The third configuration tab, "ASU contents", is where we tell Phaser what scattering mass to expect in the crystal. If we know the exact molecular weight (or number of residues) of the entire structure, we could simply enter that here, but we will use sequences instead. This has the advantage that the sequences are then available if we launch AutoBuild from the Results tab. The files "beta.seq" and "blip.seq" should be input in the "Sequence file" field in successive tabs; click the button "Add macromolecule(s)" at the bottom of the window to add a tab. The number of copies is 1 in both cases. (Here the order in which the ASU contents is input really is unimportant.)

The final configuration tab, "Search procedure", is where we tell Phaser how to use the ensembles we input. Initially only the "Component 1" branch is shown. Click on the triple dotted button to its right and a menu will appear allowing us to select which of the two ensembles defined earlier Phaser should search for. The up-down spin button in the rightmost column lets us specify how many copies of this component we want Phaser to attempt to place in the ASU. We select the beta ensemble for the first component and choose to search for one copy. To specify the blip component we press the "Add Search" button, which will add another Component branch to the Search GUI. As before we instruct Phaser to search for one component but with the blip ensemble.

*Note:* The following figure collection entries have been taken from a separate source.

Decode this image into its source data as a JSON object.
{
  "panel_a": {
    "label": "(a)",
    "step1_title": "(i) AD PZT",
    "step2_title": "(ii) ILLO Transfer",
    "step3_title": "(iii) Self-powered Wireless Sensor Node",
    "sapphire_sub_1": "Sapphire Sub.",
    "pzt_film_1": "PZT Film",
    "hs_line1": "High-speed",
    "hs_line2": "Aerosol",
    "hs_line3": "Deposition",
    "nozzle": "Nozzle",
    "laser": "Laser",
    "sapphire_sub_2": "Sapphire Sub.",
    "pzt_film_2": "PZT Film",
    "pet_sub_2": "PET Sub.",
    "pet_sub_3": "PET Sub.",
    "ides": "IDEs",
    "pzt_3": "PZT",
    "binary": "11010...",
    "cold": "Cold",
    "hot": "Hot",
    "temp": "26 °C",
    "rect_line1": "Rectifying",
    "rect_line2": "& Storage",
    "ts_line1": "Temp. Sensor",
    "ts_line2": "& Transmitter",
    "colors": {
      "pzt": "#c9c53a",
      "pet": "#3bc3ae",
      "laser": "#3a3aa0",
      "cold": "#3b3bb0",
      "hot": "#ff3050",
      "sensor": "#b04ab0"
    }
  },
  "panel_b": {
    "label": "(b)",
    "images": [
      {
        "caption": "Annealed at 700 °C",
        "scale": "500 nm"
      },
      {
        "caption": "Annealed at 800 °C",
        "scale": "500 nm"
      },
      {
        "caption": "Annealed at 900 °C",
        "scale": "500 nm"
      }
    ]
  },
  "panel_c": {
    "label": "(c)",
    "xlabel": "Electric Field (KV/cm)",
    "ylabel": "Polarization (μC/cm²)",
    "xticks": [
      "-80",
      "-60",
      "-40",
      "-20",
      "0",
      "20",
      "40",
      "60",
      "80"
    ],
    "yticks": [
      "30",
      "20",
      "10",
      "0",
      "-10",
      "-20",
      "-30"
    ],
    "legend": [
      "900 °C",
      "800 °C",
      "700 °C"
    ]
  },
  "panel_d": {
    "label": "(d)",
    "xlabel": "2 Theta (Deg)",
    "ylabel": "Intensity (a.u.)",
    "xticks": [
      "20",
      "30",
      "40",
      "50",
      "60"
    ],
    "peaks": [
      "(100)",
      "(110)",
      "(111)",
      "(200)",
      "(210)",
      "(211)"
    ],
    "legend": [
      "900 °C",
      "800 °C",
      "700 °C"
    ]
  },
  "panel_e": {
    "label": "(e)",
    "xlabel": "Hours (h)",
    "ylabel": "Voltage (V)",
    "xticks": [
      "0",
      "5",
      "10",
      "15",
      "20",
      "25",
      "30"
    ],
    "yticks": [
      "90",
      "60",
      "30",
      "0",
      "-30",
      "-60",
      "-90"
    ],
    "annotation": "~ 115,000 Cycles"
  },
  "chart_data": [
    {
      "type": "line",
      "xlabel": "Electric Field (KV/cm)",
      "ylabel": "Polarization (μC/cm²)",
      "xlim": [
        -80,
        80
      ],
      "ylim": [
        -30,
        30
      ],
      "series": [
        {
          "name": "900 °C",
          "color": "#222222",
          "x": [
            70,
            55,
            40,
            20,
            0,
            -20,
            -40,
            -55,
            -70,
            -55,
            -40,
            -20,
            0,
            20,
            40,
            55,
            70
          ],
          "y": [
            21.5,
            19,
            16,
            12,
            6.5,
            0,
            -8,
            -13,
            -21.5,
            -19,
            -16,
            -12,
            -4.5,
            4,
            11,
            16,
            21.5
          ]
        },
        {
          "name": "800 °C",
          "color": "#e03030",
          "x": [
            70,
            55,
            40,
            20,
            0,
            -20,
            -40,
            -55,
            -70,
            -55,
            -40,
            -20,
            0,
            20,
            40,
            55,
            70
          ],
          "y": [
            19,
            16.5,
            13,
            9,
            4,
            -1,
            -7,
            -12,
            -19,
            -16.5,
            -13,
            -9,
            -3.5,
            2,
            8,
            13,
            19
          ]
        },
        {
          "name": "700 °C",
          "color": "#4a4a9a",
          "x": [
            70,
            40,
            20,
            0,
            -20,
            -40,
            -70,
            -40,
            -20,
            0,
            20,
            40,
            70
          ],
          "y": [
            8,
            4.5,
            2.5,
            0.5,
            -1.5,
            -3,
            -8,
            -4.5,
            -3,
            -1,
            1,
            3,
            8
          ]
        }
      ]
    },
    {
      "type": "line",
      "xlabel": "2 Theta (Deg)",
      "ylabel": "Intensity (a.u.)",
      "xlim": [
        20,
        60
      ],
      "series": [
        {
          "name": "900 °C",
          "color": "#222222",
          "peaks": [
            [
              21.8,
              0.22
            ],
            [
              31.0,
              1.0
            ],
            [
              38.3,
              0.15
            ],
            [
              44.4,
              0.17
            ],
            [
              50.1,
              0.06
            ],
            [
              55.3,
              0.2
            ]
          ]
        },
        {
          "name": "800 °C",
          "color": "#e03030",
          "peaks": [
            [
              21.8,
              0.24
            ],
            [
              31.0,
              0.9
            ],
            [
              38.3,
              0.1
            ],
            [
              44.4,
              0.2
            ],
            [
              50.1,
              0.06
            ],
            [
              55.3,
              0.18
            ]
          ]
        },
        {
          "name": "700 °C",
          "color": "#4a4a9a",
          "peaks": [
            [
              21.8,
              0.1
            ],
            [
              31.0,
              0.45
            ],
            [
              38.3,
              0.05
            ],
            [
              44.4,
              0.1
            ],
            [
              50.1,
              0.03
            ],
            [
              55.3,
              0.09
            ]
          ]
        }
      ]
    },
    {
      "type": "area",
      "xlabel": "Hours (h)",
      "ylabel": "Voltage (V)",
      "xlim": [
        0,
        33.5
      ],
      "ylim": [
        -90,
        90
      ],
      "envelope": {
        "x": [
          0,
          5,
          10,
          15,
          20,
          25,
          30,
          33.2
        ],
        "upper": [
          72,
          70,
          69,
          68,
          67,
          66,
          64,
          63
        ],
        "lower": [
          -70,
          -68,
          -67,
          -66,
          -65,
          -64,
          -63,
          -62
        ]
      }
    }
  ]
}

Note: Selecting both ensembles to be searched for in one component would mean that Phaser would try them in turn as alternative choices of model for the same component, and then select the ensemble yielding the best result.

At this point we are ready to run Phaser, which should again take only a few minutes to complete successfully.

Note that the Results tab that appears at the end of the job allows us easily to launch either the phenix.refine or AutoBuild GUI, with many of the fields pre-filled. If the data provided to Phaser had included Friedel pairs (i.e. anomalous data), then a button would also be available to launch the AutoSol GUI for MR-SAD phasing.